Une tentative de suicide avec les médicaments qui trainaient chez lui. Coma. Ça lui coutera une partie de son cerveau. Et puis depuis quelques mois, il a décidé d’arrêter le traitement qui lui avait permis de ne plus avoir ces crises. Il avait pourtant pu rencontrer une femme qu’il aimait, construire une famille. Il avait même pu reprendre un travail. Il passait ses journées à aider les gens. A les aimer. C’était un type concerné par l’autre. Une belle personne. Mais le ras-le-bol a pris le dessus. Il est à présent dans une phase dépressive si sévère qu’il ne bouge plus. Catatonique. Figé par l’afflux d’émotions qui envahit son cerveau et son corps tout entier. Comme si on l’avait pris en photo et qu’il n’avait plus voulu bouger de sa pose depuis. Sa femme l’a quitté, c’en était trop. Ses enfants ne veulent plus le voir. Il n’a plus de travail. Il ne peut plus vivre seul chez lui. Son psychiatre veut l’hospitaliser. Alors je le reçois, pour dépoussiérer tout ça. Pour l’aider à restaurer ce qui peut l’être. Peut-être même retrouver cette humanité qui le définissait si bien. Et pour le reste on verra.

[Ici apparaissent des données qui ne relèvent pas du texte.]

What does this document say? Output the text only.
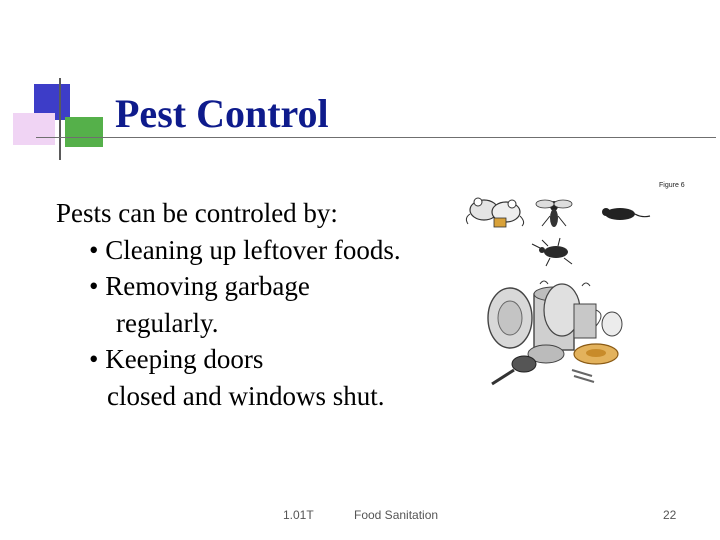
Pest Control
Pests can be controled by:
• Cleaning up leftover foods.
• Removing garbage
regularly.
• Keeping doors
closed and windows shut.
Figure 6
1.01T	Food Sanitation	22
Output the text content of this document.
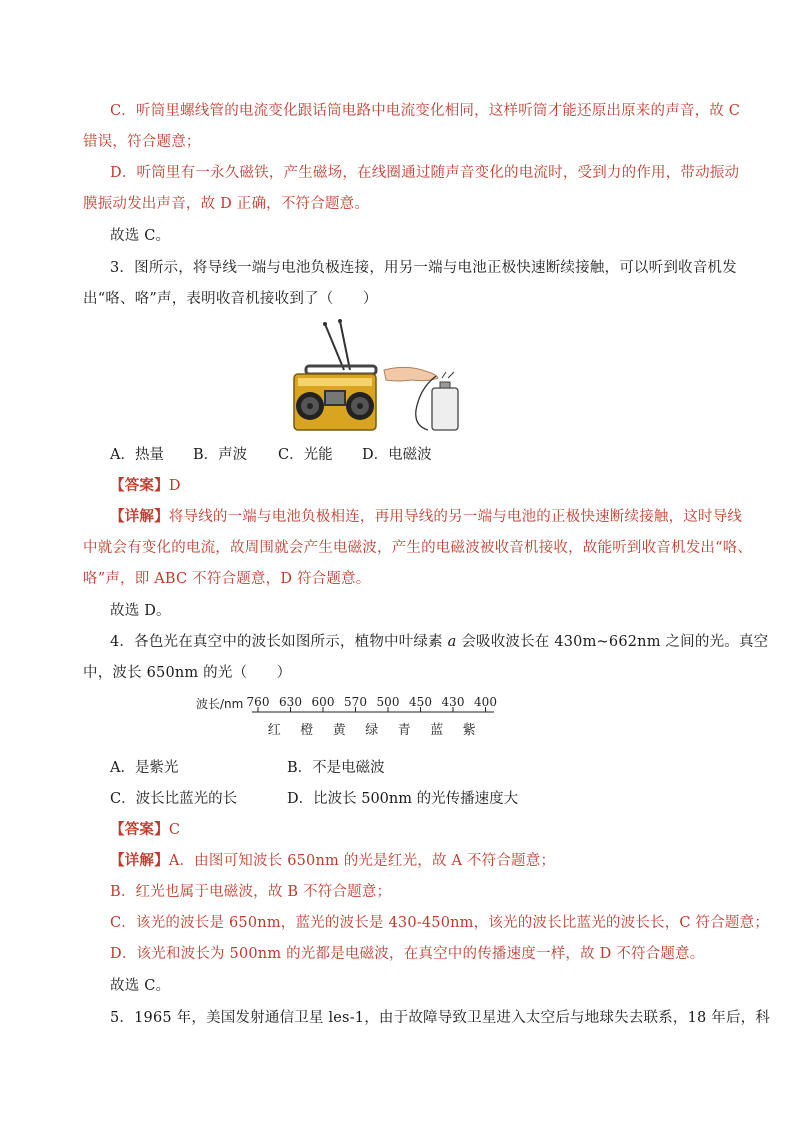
C．听筒里螺线管的电流变化跟话筒电路中电流变化相同，这样听筒才能还原出原来的声音，故 C
错误，符合题意；
D．听筒里有一永久磁铁，产生磁场，在线圈通过随声音变化的电流时，受到力的作用，带动振动
膜振动发出声音，故 D 正确，不符合题意。
故选 C。
3．图所示，将导线一端与电池负极连接，用另一端与电池正极快速断续接触，可以听到收音机发
出“咯、咯”声，表明收音机接收到了（　　）
A．热量 B．声波 C．光能 D．电磁波
【答案】D
【详解】将导线的一端与电池负极相连，再用导线的另一端与电池的正极快速断续接触，这时导线
中就会有变化的电流，故周围就会产生电磁波，产生的电磁波被收音机接收，故能听到收音机发出“咯、
咯”声，即 ABC 不符合题意，D 符合题意。
故选 D。
4．各色光在真空中的波长如图所示，植物中叶绿素 a 会吸收波长在 430m~662nm 之间的光。真空
中，波长 650nm 的光（　　）
波长/nm 760 630 600 570 500 450 430 400
红 橙 黄 绿 青 蓝 紫
A．是紫光	B．不是电磁波
C．波长比蓝光的长	D．比波长 500nm 的光传播速度大
【答案】C
【详解】A．由图可知波长 650nm 的光是红光，故 A 不符合题意；
B．红光也属于电磁波，故 B 不符合题意；
C．该光的波长是 650nm，蓝光的波长是 430-450nm，该光的波长比蓝光的波长长，C 符合题意；
D．该光和波长为 500nm 的光都是电磁波，在真空中的传播速度一样，故 D 不符合题意。
故选 C。
5．1965 年，美国发射通信卫星 les-1，由于故障导致卫星进入太空后与地球失去联系，18 年后，科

La journée a défilé à cent à l’heure. Ça n’a pas arrêté. Toutes ces personnes qui ont un temps brillé par leurs qualités, et qui par la force des choses se voient mises de côté. Consultation après consultation, j’étais de plus en plus troublé par ces histoires, triste de voir tant de personnes isolées, écartées de la société. Triste de voir que le monde du travail reste si peu éduqué à accompagner et prendre soin de son personnel en souffrance mentale.

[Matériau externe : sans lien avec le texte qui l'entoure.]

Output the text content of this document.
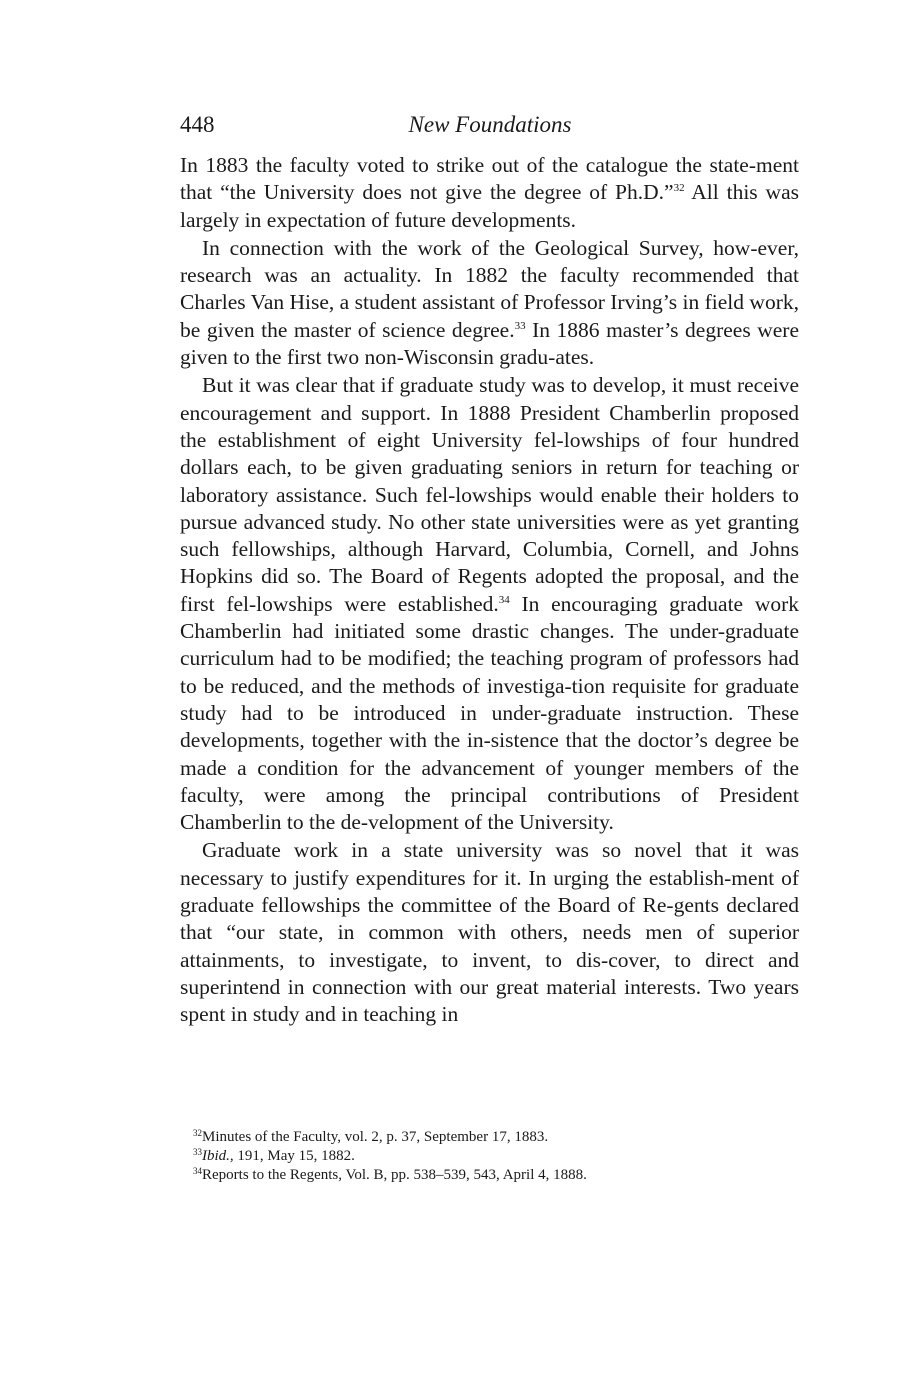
448	New Foundations

In 1883 the faculty voted to strike out of the catalogue the state-ment that “the University does not give the degree of Ph.D.”$^{32}$ All this was largely in expectation of future developments.

In connection with the work of the Geological Survey, how-ever, research was an actuality. In 1882 the faculty recommended that Charles Van Hise, a student assistant of Professor Irving’s in field work, be given the master of science degree.$^{33}$ In 1886 master’s degrees were given to the first two non-Wisconsin gradu-ates.

But it was clear that if graduate study was to develop, it must receive encouragement and support. In 1888 President Chamberlin proposed the establishment of eight University fel-lowships of four hundred dollars each, to be given graduating seniors in return for teaching or laboratory assistance. Such fel-lowships would enable their holders to pursue advanced study. No other state universities were as yet granting such fellowships, although Harvard, Columbia, Cornell, and Johns Hopkins did so. The Board of Regents adopted the proposal, and the first fel-lowships were established.$^{34}$ In encouraging graduate work Chamberlin had initiated some drastic changes. The under-graduate curriculum had to be modified; the teaching program of professors had to be reduced, and the methods of investiga-tion requisite for graduate study had to be introduced in under-graduate instruction. These developments, together with the in-sistence that the doctor’s degree be made a condition for the advancement of younger members of the faculty, were among the principal contributions of President Chamberlin to the de-velopment of the University.

Graduate work in a state university was so novel that it was necessary to justify expenditures for it. In urging the establish-ment of graduate fellowships the committee of the Board of Re-gents declared that “our state, in common with others, needs men of superior attainments, to investigate, to invent, to dis-cover, to direct and superintend in connection with our great material interests. Two years spent in study and in teaching in

$^{32}$Minutes of the Faculty, vol. 2, p. 37, September 17, 1883.

$^{33}$Ibid., 191, May 15, 1882.

$^{34}$Reports to the Regents, Vol. B, pp. 538–539, 543, April 4, 1888.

Alors pour me remonter le moral, je suis allé lire les nouvelles sur mon téléphone. Comme si les informations pouvaient avoir ce pouvoir. Parfois, je suis assez naïf. Même un peu con. Et en effet, tout ce que j’ai lu, c’est qu’un infirmier s’était à nouveau suicidé.

Je me suis dit que personne n’aura pu l’aider à restaurer en lui ce qui pouvait l’être. Pourtant, c’est beau, un humain qui en aide un autre. Mais peut-être que personne ne l’a vu. Peut-être qu’il n’a jamais osé parler de sa souffrance. Peut-être que paradoxalement, le monde du soin n’est pas fait pour ceux qui souffrent. Comme s’il était impensable qu’un soignant puisse souffrir.

C’est vrai qu’on confond trop souvent soignant avec sauveteur. Parce qu’on croit que les Super-Héros existent. Alors qu’on vit simplement entre humains.